Making and Breaking Ciphers with Commodore 64 Part 9 - Finding Smallish Primes

By Michael Doornbos

April 26, 2021 - 7 minutes read - 1440 words

Recap

So far we’ve

Disclaimer: I’m sure I’ll get an angry email from a mathematician about this, but we’re going for understanding here. No one expects to be looking for large primes on a Commodore 64. Calm down.

A primer on primes

A prime number is a natural number that has exactly two distinct natural number divisors: the number 1 and itself.

In cryptography

Primes are used in all of the modern secure ciphers I can think of. But why?

Short short version: Primes are useful for cryptography because two large primes are computationally “easy” to multiply together, but extremely difficult to determine the factors when you want to go the other direction.

Our method

There are quite a few methods for determining primes. Eratosthenes and Sundaram are good examples.

Many methods use pre storage of an array to mark results on. We’re limited to 64k of RAM unless we use an REU, and even the largest of those is 16MB (limited by the number of banks which is stored in a single byte so 256*64k=16MB). We’ll need to do a little more work and just loop through values and store them once we find them unless we want to limit the total number we can look for. We’ll lose some speed but gain the ability to go as high as we want assuming we had enough time to wait for a 1Mhz processor to do this work.

Since we’re in learning all the things mode, let’s just try and work it out on our own and see where we end up.

Let’s find the primes between 0 and 224.

What do we know?

We know that 2 is the only even prime, so let’s just count it and process from 3 and up.
We can skip all even numbers other than 2.
We can look through all divisors from 3 to the number we’re testing for and check if there is a remainder. If we find none that divide evenly, our number is a prime.
In step 3 we can save a lot of these checks by reducing them to the square root. Anything greater than the root would be a multiple of an integer we already checked.

This is easy to understand and it’s obviously pretty computationally labor intensive. Let’s do it in BASIC so it’ll be super slow!

BASIC

We’re in Simon’s BASIC again. I actually really like it and we don’t need much RAM for any of these problems so far, so the missing 8K it takes up isn’t an issue. Plus it was written by a teenager, David Simons which just makes me love it more. Someone suggested I do a mod function and load it into the USR vector instead of using Simon’s BASIC for these.

You CAN do

R=A-INT(A/B)*B

This looks really messy to me. You’d have to GOSUB this after assigning A and B every time. And GOSUB is pretty slow. But if you need to be pure BASIC 2.0, then that’s one option.

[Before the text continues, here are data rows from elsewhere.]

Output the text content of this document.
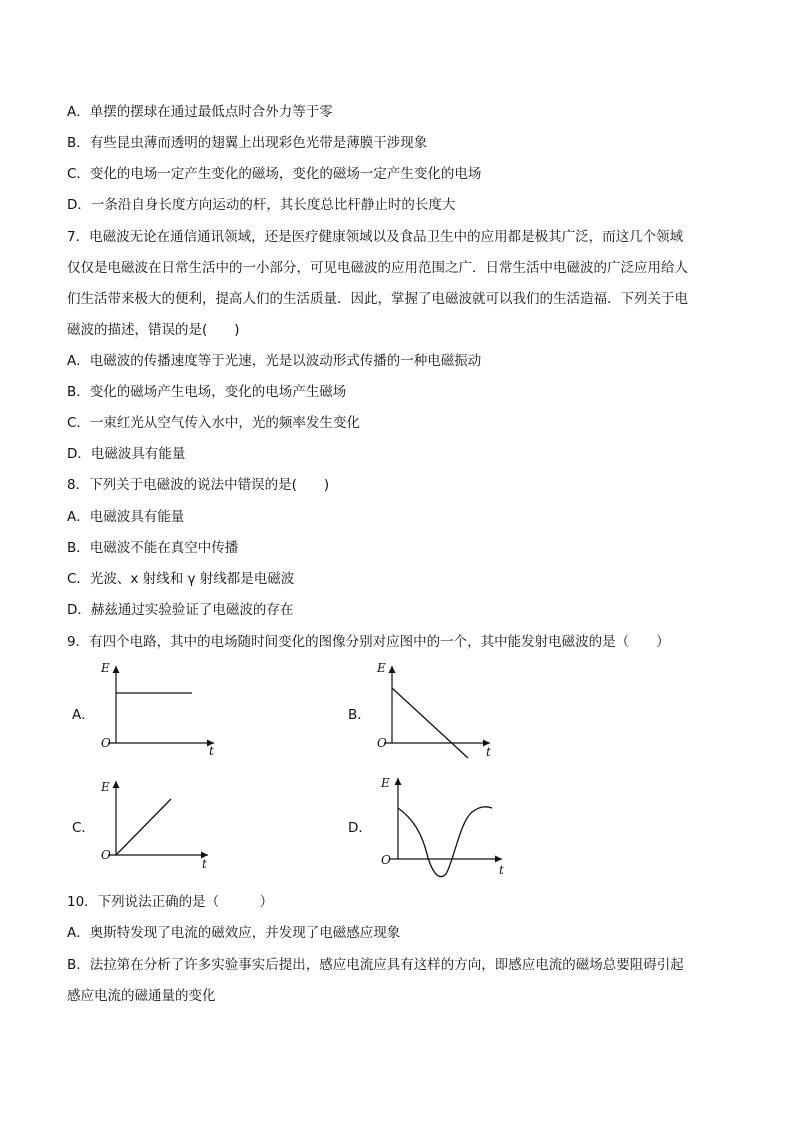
A．单摆的摆球在通过最低点时合外力等于零
B．有些昆虫薄而透明的翅翼上出现彩色光带是薄膜干涉现象
C．变化的电场一定产生变化的磁场，变化的磁场一定产生变化的电场
D．一条沿自身长度方向运动的杆，其长度总比杆静止时的长度大
7．电磁波无论在通信通讯领域，还是医疗健康领域以及食品卫生中的应用都是极其广泛，而这几个领域
仅仅是电磁波在日常生活中的一小部分，可见电磁波的应用范围之广．日常生活中电磁波的广泛应用给人
们生活带来极大的便利，提高人们的生活质量．因此，掌握了电磁波就可以我们的生活造福．下列关于电
磁波的描述，错误的是(　　)
A．电磁波的传播速度等于光速，光是以波动形式传播的一种电磁振动
B．变化的磁场产生电场，变化的电场产生磁场
C．一束红光从空气传入水中，光的频率发生变化
D．电磁波具有能量
8．下列关于电磁波的说法中错误的是(　　)
A．电磁波具有能量
B．电磁波不能在真空中传播
C．光波、x 射线和 γ 射线都是电磁波
D．赫兹通过实验验证了电磁波的存在
9．有四个电路，其中的电场随时间变化的图像分别对应图中的一个，其中能发射电磁波的是（　　）
A．
E
O
t
B．
E
O
t
C．
E
O
t
D．
E
O
t
10．下列说法正确的是（　　　）
A．奥斯特发现了电流的磁效应，并发现了电磁感应现象
B．法拉第在分析了许多实验事实后提出，感应电流应具有这样的方向，即感应电流的磁场总要阻碍引起
感应电流的磁通量的变化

Implement our labor intensive, er of love program

Using the 4 steps above, we get something like:

100 C=0:N=0
110 FOR N=1TO10000
200 IF N < 1 THEN PRINT N;:GOTO 300
210 IF N = 2 THEN PRINT N;:C=C+1:GOTO300
220 IF N > 2 AND MOD(N,2)=0 THEN GOTO 300
230 P=INT(SQR(N))
240 FOR I= 3 TO P STEP 2
250 IF MOD(N,I)=0 THEN GOTO 300
260 NEXT I
270 C=C+1:PRINT N 
300 NEXT N
400 PRINT:PRINT"PRIMES: ";:PRINT C

Let’s break it down in case it’s not clear.

Line 210 - 2 is the only even prime. Count it.

Line 220 - Skip all even numbers greater than 2

Line 230 - We are iterating over all of the possible odd factors but we can skip anything greater than the square root of N since those would be multiples of what we’ve already checked.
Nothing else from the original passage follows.